Entertainment

Hollywood creators and film fests highlight LGBTQ stories

LGBTQ artists and organizations such as the Toronto International Film Festival and the Inside Out Festival are working to shift conventional thinking by bringing more diverse content to the forefront.

TIFF, Inside Out film fests team up to encourage a cultural shift

A Kid Like Jake's creative team, comprising (clockwise from left) Priyanka Chopra, Claire Danes, Jim Parsons, writer Daniel Pearle, director Silas Howard and Leo James Davis, attends the movie's premiere at the 2018 Sundance Film Festival. Danes and Parsons play a couple who navigate issues surrounding their gender-nonconforming son, portrayed by Davis. (Jason Merritt/Getty Images)

"My whole life, I've been told you can't centre LGBTQ stories. You have to have the nice straight person who is the 'everyday' person to identify with," according to transgender filmmaker Silas Howard.

"That's been this tired, old line that TV and Hollywood has said for a long time," he continued.

"I think that that's starting to change."

Creators like Howard, along with other LGBTQ artists and organizations such as the Toronto International Film Festival and the Inside Out Festival, are working to shift current conventions by highlighting and bringing more diverse content to the fore.

On June 2, TIFF and Inside Out will kick off a new partnership with the virtual reality experience Queerskins: a love story, presented by Aurora. The interactive installation explores fact versus fiction in exploring the story of a Catholic mother and her gay son who dies of AIDS. 

Ongoing initiatives between the two festivals will include onstage discussions and special presentations.

"It is incumbent on TIFF to underscore the importance of diverse voices and create a permanent platform for challenging narratives that help people re-imagine contemporary society and everyday life," TIFF's artistic director Cameron Bailey said in a release announcing the collaboration. 

Changing prevailing narratives in the entertainment industry is a work in progress. 

For instance, there's been a decrease in LGBTQ characters in major studio films, according to a GLADD (Gay & Lesbian Alliance Against Defamation) report released last week. The organization found that of the 109 movie releases in 2017, only 14 (12.8 per cent) included LGBTQ characters, the lowest percentage since GLADD started tracking in 2012 (in 2016, the figure was 18.4 per cent). 

In terms of television, however, a GLADD report from November 2017 showed that LGBTQ representation had increased last year, with 6.4 per cent of characters on prime time TV identifying as gay, lesbian, bisxualtransgender, and/or queer. 

'A human experience'

"I've spent my whole life watching shows that [have] characters that don't reflect me," Howard, who directed the new movie A Kid Like Jake, told CBC News in a recent interview.

"But, I've done the math and connected emotionally to centred stories, so the reverse can be true... Somebody can watch my world and — if it's centred and if it's an honest and fully rendered character — then that person can connect because it's about a human experience."

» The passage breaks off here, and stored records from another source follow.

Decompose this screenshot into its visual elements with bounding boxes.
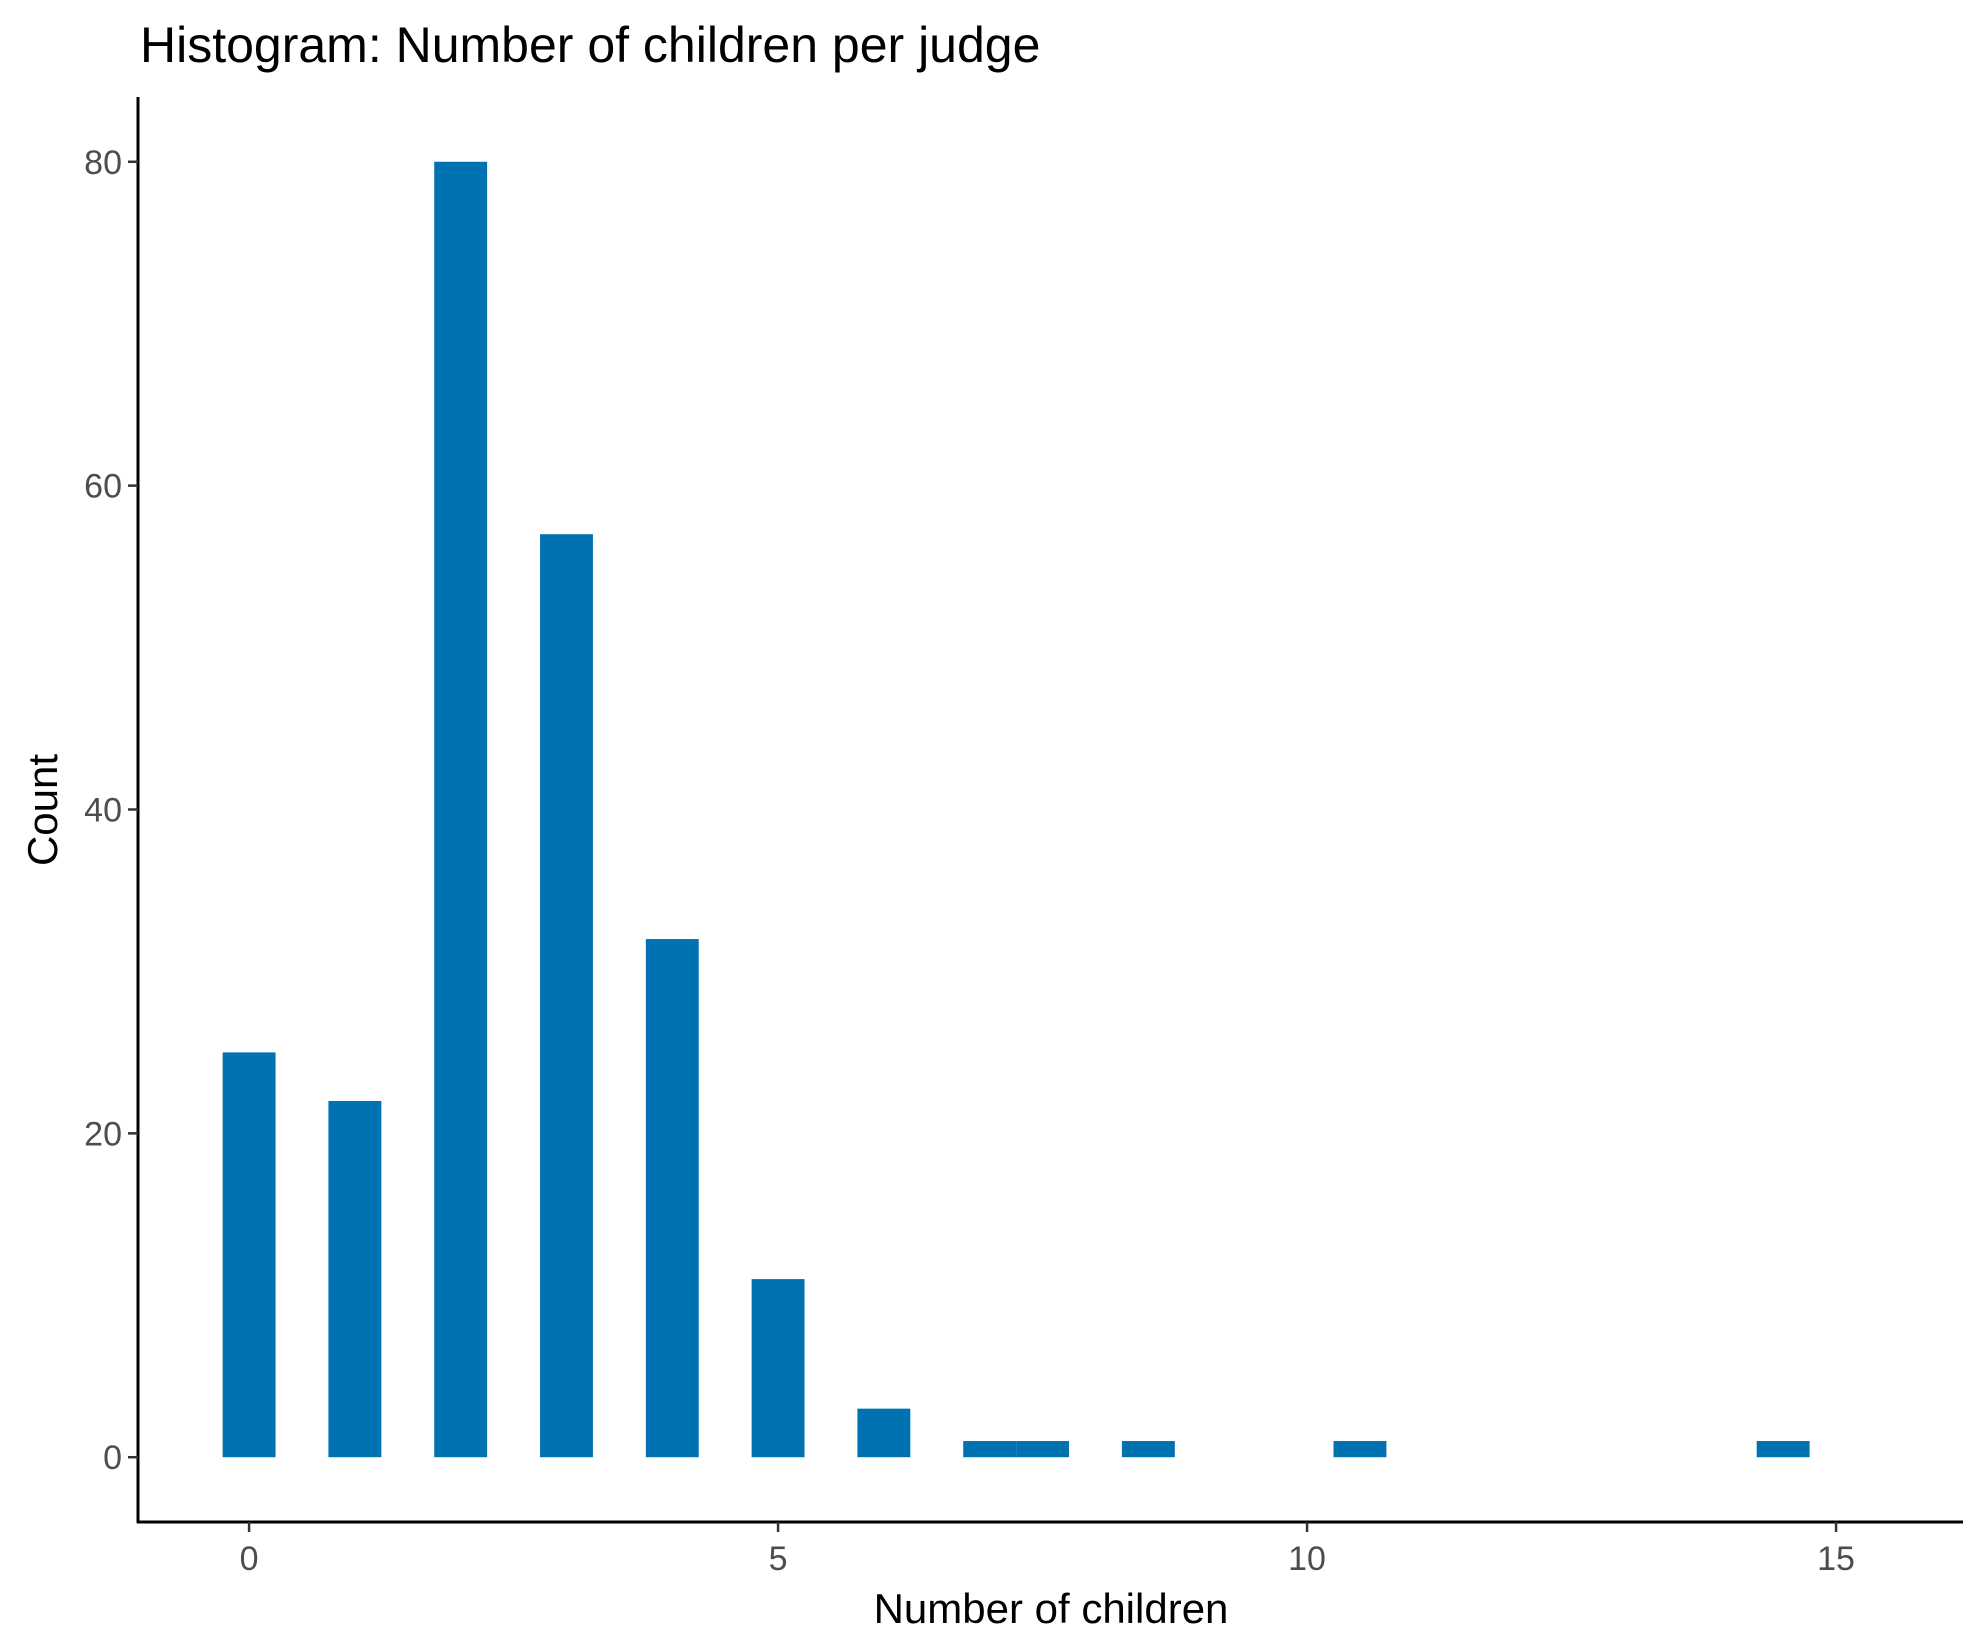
y-tick-label: 0 [103,1439,122,1477]
bar-10 [1333,1441,1387,1458]
x-tick-label: 10 [1288,1540,1326,1578]
x-tick-label: 5 [769,1540,788,1578]
y-axis-title: Count [19,754,66,866]
bar-4 [645,939,699,1458]
bar-8 [1016,1441,1070,1458]
bars-group [222,161,1810,1458]
y-axis-ticks: 0 20 40 60 80 [84,144,138,1477]
y-tick-label: 60 [84,468,122,506]
bar-0 [222,1052,276,1458]
y-tick-label: 40 [84,792,122,830]
bar-1 [328,1100,382,1458]
y-tick-label: 80 [84,144,122,182]
bar-11 [1756,1441,1810,1458]
x-tick-label: 15 [1817,1540,1855,1578]
x-axis-ticks: 0 5 10 15 [240,1522,1855,1578]
bar-7 [963,1441,1017,1458]
chart-title: Histogram: Number of children per judge [140,17,1040,73]
bar-3 [540,534,593,1458]
x-axis-title: Number of children [874,1585,1229,1632]
x-tick-label: 0 [240,1540,259,1578]
bar-9 [1121,1441,1175,1458]
bar-2 [434,161,488,1458]
y-tick-label: 20 [84,1115,122,1153]
bar-5 [751,1279,805,1458]
bar-6 [857,1408,911,1458]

A Kid Like Jake revolves around a gender-nonconforming four-year-old boy, with prominent TV stars Claire Danes and Jim Parsons portraying the child's parents. It premiered at the Sundance Film Festival in January and opened Inside Out last week. 

Having collaborators from the LGBTQ community involved in the film added complexity, Howard noted.  

"I think it's interesting that Jim being gay, the writer [Daniel Pearle] being gay, myself being trans — a lot of us that were really involved in this adds something different," he said.

"It adds something different to the anatomy of a marriage and looking at societal pressures around parenting." 

Howard is also a co-executive producer and director on the upcoming FX series, Pose, which launches on June 3.

The cast and creators of Pose are pictured above at a television critics event in California in January. The show is being heralded as groundbreaking TV for the number of LGBTQ collaborators in front of and behind the camera. (Frederick M. Brown/Getty Images)

Co-created by Glee's Ryan Murphy, the drama series explores the ballroom dance culture in late-1980s New York and stars five black trans women. The project is being heralded as groundbreaking TV for the number of LGBTQ collaborators both in front of and behind the camera. 

That Pose is putting trans people in the main spotlight is something historic, Howard said.

"I'd be on-set watching a scene and realize this character's not going to be disposed of by the next episode, or cast aside... I think it's going to open up a lot of hearts."